I once wrote a play. Not only wrote, but directed and produced it, with help from quite a few of my classmates in my Master programme with clothes and props. This took place in 2002-3. It was a one-act play of 40 minutes duration, about W.B. Yeats’s disastrous honeymoon in Kent in 1917, and his new wife’s discovery that on that very occasion he was writing anguished love letters to Maud Gonne’s beautiful, fey daughter Iseult. I could relate very strongly to the bookish, awkward, overlooked Georgie, twenty-four to his fifty-two, and her feelings of rejection and pain when she realised she had been used as a rebound in response to an astrological imperative. “Georgie” she was called before he recast her as “George”, even making her alter her name. She kept him by her side, she diverted his interest by means of automatic writing, and later bore two of his children – but truly she made a bargain with the devil that night on his honeymoon when first she distracted him by grabbing a pen and going into a trance.
I had read Yeats’s short play “The Only Jealousy of Emer” based on the myth of Cuchulain’s slumber and his enchantment by the faery queen Fand along with his battlefield relationship with his mistress Eithne Inguba. In order to bring him out of his slumber and back to life, Emer, Cuchulain’s wife, is ordered by a malign fey spirit, Bricriu, to renounce his love and deliver him to Eithne Inguba’s arms. It was a very cruel, pointed message to Georgie indicating exactly what her role would be in his life vis-a-vis Maud and Iseult Gonne.
George Yeats met her husband through their shared interest in the Order of the Golden Dawn. She took the secret name Soror Nemo, which in Latin means Sister Nobody. I used that title for my play and the plotline of “The Only Jealousy” on which to base my story. Then I printed out posters for auditions. And it was weird. The first guy who walked in to audition had dark hair with a floppy fringe, wore spectacles, was tall and thin and – basically a dead ringer for Yeats. Not slightly like. The living image. Then I auditioned for Georgie (wife) and Iseult (femme fatale) Bricriu (from “The Only Jealousy”) and a sean-nós singer, who sang the refrain amazingly and put real shivers down my spine. The question my play posed was: what if Georgie had decided not to accept the fate dictated to her and reject the spell?

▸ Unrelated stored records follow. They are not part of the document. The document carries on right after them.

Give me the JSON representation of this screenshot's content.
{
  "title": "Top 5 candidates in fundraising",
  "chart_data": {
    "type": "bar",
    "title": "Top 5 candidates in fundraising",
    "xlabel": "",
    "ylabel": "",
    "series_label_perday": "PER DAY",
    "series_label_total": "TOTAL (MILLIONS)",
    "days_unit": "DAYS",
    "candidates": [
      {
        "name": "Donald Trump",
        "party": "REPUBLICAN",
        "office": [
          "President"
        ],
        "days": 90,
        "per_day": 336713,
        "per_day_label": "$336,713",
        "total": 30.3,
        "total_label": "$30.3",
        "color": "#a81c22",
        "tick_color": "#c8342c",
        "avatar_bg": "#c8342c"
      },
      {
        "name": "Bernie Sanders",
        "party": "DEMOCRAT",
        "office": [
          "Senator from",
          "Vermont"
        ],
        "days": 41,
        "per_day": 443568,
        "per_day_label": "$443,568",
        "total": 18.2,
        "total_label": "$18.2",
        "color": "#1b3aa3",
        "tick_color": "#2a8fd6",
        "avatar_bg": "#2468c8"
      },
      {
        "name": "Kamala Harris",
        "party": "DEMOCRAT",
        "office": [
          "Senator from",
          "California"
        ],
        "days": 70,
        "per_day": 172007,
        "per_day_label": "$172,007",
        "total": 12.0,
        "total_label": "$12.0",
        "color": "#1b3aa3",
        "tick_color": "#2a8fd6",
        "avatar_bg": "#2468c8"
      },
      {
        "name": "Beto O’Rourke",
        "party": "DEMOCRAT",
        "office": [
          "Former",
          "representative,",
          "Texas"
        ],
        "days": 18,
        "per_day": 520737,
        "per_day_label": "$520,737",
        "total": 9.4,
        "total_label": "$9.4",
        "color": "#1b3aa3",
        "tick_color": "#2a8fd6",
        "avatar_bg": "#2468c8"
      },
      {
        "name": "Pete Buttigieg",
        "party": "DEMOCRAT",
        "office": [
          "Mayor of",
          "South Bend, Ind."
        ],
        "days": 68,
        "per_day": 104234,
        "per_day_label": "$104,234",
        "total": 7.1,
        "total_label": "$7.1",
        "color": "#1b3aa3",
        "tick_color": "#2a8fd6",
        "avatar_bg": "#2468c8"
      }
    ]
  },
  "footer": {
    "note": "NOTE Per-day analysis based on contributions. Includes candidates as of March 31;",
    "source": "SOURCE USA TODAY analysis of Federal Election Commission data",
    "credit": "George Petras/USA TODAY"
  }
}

During the time I was rehearsing the play, I was given a huge bunch of lilies and only a finite amount of time they would survive. So I had the final lines be recited from “Adam’s Curse” – the bit that starts “I had a thought for no-one’s but your ears” and as the actor recited them, he picked the petals off the lily and finally crushed it under his heel. The giver of the flowers got to see that from the audience 🙂 The actors were wonderful and on the day when the play was due to go on, the lights flashed from the control room even though there was nobody there. “Oh it’s Yeats,” they said off-handedly, “he’s wishing us luck.”
Now, twelve years later, I only have the videotape for posterity. But it has been suggested to me that I restore it onto a digital medium and have it available. Of course then I would have to find the script, then rewrite it, then the Lord only knows what…
But. I wrote a play. And if nothing else, it shows I had a liking for the period, given what was to happen later!